January 20, 2025: The Gerrymandered Election of President Trump; Vice President Biden

After I posted this blog entry this morning, the Colorado State Supreme Court issued a ruling that Trump is ineligible for the GOP Primary ballot in Colorado. The case will now move to the Supreme Court of the United States, which has three judges appointed by Trump.

Weather Forecast: Donald Trump, Jr. takes up his father’s mantle and the GOP convention becomes the most chaotic affair since the Democrats met in Chicago in 1968.

The Original Constitution: The Gerrymandering of Taxation*

The odds are hardly worth risking even $10, let alone a hundred or a thousand dollars. Still, I’ll wager two dollars, or even as much as five, that we could have a national election in November, 2024 that ends up with the House of Representatives selecting Donald Trump as the next president, and the Senate choosing Joseph Biden as vice-president.

Such an outcome, of course, would reflect the gerrymandering that took place when the Constitution was first consented to by the original 13 states. The Electoral College, after all, was an attempt to balance unequal increments of power with the result that those states with the larger populations agreed to a social policy that blatantly violated the principle of “no taxation without representation.” If no candidate wins 270 or more electoral college votes, the election goes to Congress.The House (with each state’s ensemble of representatives getting one vote each) selects the president, and the Senate choose the vice-president.

The egregious disparity that would lead to such an outcome as President Trump and VP Biden is the result of an electoral arrangement in which almost 40,000,000 people in California will contribute infinitely more in taxes to the federal government than states with less than a million residents — and yet — and yet — and yet (it’s that unbelievable) get only ONE vote for President in the House of Representatives, while Wyoming and North Dakota and South Dakota will garner THREE votes. That’s a total of two and a quarter million people having a three to one advantage over tens of millions. If you added Idaho to this tabulation, you would have four states having one vote each for the president and California only having one: an almost ten to one discrepancy in deciding whether the United States becomes a dictatorship.

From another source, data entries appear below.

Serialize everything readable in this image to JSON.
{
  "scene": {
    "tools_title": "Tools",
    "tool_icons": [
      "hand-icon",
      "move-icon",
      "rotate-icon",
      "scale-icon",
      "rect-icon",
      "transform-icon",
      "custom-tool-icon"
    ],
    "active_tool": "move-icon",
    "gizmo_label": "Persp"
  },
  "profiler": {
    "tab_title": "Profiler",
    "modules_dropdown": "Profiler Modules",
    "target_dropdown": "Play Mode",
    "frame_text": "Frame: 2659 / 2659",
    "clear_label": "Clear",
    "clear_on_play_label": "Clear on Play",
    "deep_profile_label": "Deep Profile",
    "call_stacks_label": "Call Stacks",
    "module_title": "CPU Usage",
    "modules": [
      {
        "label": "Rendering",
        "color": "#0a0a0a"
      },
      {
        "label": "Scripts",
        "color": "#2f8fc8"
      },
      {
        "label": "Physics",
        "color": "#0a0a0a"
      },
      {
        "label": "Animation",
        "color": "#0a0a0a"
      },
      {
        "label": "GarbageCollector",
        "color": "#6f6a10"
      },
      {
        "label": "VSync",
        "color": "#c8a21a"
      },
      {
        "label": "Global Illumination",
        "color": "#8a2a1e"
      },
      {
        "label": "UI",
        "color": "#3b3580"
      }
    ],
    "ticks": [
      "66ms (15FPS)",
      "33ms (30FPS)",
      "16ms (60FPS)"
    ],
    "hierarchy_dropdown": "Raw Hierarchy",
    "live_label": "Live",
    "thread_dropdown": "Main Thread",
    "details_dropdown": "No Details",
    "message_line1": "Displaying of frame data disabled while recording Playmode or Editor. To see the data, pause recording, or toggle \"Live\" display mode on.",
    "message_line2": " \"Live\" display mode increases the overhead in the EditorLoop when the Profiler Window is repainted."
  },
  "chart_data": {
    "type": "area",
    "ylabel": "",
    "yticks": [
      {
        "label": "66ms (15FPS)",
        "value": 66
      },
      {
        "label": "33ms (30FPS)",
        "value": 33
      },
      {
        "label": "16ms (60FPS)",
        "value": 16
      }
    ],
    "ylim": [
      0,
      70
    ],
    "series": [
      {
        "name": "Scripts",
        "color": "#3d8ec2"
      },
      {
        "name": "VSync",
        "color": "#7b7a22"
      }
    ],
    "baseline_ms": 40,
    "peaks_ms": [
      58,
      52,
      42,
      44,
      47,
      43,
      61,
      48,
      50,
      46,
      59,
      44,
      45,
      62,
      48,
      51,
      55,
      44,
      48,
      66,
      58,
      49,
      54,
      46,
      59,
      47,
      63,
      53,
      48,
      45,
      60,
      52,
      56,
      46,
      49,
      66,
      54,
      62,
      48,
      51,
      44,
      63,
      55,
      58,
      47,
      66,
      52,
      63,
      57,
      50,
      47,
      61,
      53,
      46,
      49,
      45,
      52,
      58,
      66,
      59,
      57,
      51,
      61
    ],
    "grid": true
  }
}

North and South Dakota, and Wyoming and Idaho — Four votes in the House of Representatives for President
California – one vote

If that isn’t massive gerrymandering in which people are being taxed outrageously out of proportion to their political power, then how extreme would it have to be for that term to be invoked?

Cue Boy George’v voice:Trauma Trauma Trauma Trauma Trauma machivellian

*(For historical background, see https://sgp.fas.org/crs/misc/R40504.pdf)


The AIOSEO Score for the above blog post is 62 out of 100. Apparently, I have violated the rules that help a blog post attract readers. At the top of the list of these rules is “avoid using complex words.” I am advised to “(d)umb down your content to make your content easier to understand for all readers.” Dumbing down is exactly what fascism does.

Democracy, following their rules, would need a new spelling:

The second rule that this system offers as advice for increasing readership is to use “easy to understand and short sentences.” This advice reflects the “Trump Effect” in which the style of his tweets is seen as effective communication and is therefore a model for all writers.




What is amazing to me is how the commentary on the ruling of the Colorado State Supreme Court indulges in the fantasy that the popular vote should determine whether Trump deserves to become president again.

Example: Adam Liptak wrote:
“Donald Trump is accused of doing grave wrongs in trying to overturn the election. But who should decide the consequences of that? Should it be nine people in Washington, or should it be the electorate of the United States, which can, for itself, assess whether Trump’s conduct is so blameworthy that he should not have the opportunity to serve another term?”

Dear Mr. Liptak: By “electorate,” you are covering over what really happens in American presidential elections. Al Gore and Hillary Clinton won the popular vote. They lost the election. An assessment was made about the qualifications of the candidates in 2000 and 2016 in which Bush and Trump were not the popular choices. Nevertheless, those two men were imposed on those who vote for Gore and Clinton.

THe decision of whether to shift the government of the United States from a representative republic to an authoritarian system should be done by a direct, popular vote, not by an electoral college that is effectively a version of taxation without proportionate representation.

Liptak is not alone is dissembling. The New York Times carried brief excerpts from two other writers who are also engaged in deceiving people as to what is involved in the “election” of the next president.

Michael Mukasey has argued in The Wall Street Journal that the provision doesn’t apply to Trump. “If Mr. Trump is to be kept from office, it will have to be done the old-fashioned way, the way it was done in 2020 — by defeating him in an election.”

“Section 3 of the 14th Amendment should not be used to prevent Americans from voting to elect the candidate of their choice. The best outcome, for the court and the country, would be for a unanimous court … to clear the way for Trump to run,” Ruth Marcus writes in The Washington Post.

Along with Liptak, Marcus is selling people an illusion of power in which all voters are equal. In point of fact, the voters of California will not get to choose their president The voters of Wyoming, North Dakota, South Dakota, and Idaho will instead by the ones who disproportionately control the Electoral College’s choice. To pretend otherwise is to deny a ground-level reality.